Probably the character then developed by Beethoven as a result of his pathology contributed to creating confusion in the mind of the author to the point of not being able to identify the correct way to read the metronome, but whether to read the number immediately below the notch or immediately above. This is not unimportant, because, as many performers know, the metronome times indicated in Beethoven's score are often too fast. Therefore, it is not only the fault of the interpretative "slowdown" of the romantic and post-Wagnerian period (after Beethoven).

Curious and macabre facts

To close the book, almost in a macabre way, there is a chapter with the main clinical and neuropathological data of some of the great composers in history, extracted from the most up-to-date anatomical findings of the authors. We know, for example, that Vivaldi suffered from heart disease (although perhaps sometimes he pretended to escape from inopportune situations). Bach was highly myopic, diabetic, and possibly arteriosclerotic. Mozart had kidney failure (but it is unlikely that he had Tourette's syndrome, as it is sometimes said). Chopin had more problems: emphysema, cystic fibrosis, bronchiectasis, tuberculosis, cirrhosis of the liver, pancreatic insufficiency, and various other disorders. But also Haydn, Rachmaninov, Gershwin... In addition to making us reflect on how much medicine has evolved today compared to even the beginning of the XNUMXth century, a relationship could be made with the style of music.

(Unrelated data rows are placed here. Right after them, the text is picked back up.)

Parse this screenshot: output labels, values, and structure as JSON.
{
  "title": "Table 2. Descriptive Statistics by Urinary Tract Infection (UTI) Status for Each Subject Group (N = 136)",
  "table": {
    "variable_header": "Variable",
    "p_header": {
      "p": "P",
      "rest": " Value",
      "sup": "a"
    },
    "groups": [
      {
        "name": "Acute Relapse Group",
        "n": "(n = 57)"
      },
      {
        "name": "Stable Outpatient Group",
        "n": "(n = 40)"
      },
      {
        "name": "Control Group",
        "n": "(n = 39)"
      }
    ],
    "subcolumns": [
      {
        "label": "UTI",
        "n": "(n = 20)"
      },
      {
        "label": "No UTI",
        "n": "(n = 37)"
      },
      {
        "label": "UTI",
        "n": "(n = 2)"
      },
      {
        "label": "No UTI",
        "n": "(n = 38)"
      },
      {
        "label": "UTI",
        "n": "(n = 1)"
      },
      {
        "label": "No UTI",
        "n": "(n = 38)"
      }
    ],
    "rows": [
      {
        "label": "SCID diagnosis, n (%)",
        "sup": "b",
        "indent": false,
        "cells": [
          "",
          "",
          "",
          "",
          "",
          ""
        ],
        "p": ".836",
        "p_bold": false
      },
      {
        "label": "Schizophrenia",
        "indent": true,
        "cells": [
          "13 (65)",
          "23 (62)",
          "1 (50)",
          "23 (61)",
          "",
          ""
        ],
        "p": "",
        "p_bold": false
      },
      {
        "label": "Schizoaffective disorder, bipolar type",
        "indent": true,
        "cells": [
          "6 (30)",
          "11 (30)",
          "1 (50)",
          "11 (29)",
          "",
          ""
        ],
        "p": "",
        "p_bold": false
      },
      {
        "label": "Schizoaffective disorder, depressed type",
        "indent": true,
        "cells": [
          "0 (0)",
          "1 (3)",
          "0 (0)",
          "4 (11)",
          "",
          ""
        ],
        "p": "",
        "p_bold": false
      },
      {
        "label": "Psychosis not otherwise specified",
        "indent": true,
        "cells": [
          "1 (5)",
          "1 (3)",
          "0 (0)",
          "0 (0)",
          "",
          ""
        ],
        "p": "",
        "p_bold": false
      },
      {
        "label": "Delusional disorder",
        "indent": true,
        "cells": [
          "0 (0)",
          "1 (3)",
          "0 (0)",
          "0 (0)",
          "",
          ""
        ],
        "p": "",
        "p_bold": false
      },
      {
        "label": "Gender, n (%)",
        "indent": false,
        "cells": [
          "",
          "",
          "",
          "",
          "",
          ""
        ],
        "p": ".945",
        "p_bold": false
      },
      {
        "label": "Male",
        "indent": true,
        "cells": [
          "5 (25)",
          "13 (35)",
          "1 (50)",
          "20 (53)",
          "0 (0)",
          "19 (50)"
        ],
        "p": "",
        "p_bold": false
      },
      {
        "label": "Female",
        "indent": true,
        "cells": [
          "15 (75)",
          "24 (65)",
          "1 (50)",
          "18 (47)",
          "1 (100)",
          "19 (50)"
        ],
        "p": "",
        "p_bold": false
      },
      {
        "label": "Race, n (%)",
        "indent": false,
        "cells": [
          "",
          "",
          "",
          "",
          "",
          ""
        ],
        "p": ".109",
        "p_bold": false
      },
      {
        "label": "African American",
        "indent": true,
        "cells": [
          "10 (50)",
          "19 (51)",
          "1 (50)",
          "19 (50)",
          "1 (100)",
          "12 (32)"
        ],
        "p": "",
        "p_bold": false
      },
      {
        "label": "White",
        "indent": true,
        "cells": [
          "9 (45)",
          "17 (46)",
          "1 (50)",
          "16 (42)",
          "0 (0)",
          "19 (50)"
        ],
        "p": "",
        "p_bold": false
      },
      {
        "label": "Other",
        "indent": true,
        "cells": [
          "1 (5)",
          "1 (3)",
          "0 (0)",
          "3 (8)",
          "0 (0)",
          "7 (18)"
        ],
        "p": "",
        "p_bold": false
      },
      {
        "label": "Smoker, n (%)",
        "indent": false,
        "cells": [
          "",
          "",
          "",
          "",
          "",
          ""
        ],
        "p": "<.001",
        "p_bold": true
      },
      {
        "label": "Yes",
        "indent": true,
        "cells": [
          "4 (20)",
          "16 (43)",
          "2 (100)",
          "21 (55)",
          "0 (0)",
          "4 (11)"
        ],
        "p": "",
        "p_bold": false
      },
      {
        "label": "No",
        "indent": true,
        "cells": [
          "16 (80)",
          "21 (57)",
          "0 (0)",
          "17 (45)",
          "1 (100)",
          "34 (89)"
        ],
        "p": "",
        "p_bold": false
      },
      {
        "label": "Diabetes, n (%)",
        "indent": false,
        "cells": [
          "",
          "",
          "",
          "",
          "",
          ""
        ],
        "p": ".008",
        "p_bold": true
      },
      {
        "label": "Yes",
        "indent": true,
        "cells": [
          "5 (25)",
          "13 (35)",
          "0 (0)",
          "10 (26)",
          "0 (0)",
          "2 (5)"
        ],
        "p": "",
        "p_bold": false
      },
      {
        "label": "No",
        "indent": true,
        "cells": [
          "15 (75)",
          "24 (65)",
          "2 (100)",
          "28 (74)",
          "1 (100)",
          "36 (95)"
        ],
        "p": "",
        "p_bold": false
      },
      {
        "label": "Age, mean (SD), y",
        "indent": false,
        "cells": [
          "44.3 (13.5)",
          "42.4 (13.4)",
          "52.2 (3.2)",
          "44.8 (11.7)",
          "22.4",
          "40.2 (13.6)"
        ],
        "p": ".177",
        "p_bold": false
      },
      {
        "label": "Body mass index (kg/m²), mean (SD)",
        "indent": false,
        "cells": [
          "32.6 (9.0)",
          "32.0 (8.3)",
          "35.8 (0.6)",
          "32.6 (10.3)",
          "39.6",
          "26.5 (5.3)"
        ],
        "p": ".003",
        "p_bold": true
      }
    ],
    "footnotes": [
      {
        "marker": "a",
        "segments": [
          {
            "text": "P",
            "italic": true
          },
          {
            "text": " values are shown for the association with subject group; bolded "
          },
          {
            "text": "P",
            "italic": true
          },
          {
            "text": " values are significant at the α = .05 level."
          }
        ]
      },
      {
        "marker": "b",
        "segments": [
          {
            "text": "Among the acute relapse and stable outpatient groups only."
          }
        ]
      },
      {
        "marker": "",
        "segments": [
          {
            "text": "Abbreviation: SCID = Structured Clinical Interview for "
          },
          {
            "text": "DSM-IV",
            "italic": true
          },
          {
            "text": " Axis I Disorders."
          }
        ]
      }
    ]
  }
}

Wanting to extract a moral, addressed in particular to musicians, but not only for them: it is good to consider music not as a spiritual or even magical phenomenon (as we often tend to believe, through anecdotes and stories about certain musicians and certain interpretations), but as a human phenomenon that can be investigated with the methods of science. It is not the author who mentions this noraleja to us, but Roberto Prosseda, a well-known pianist and soloist, who wrote the initial presentation of the book.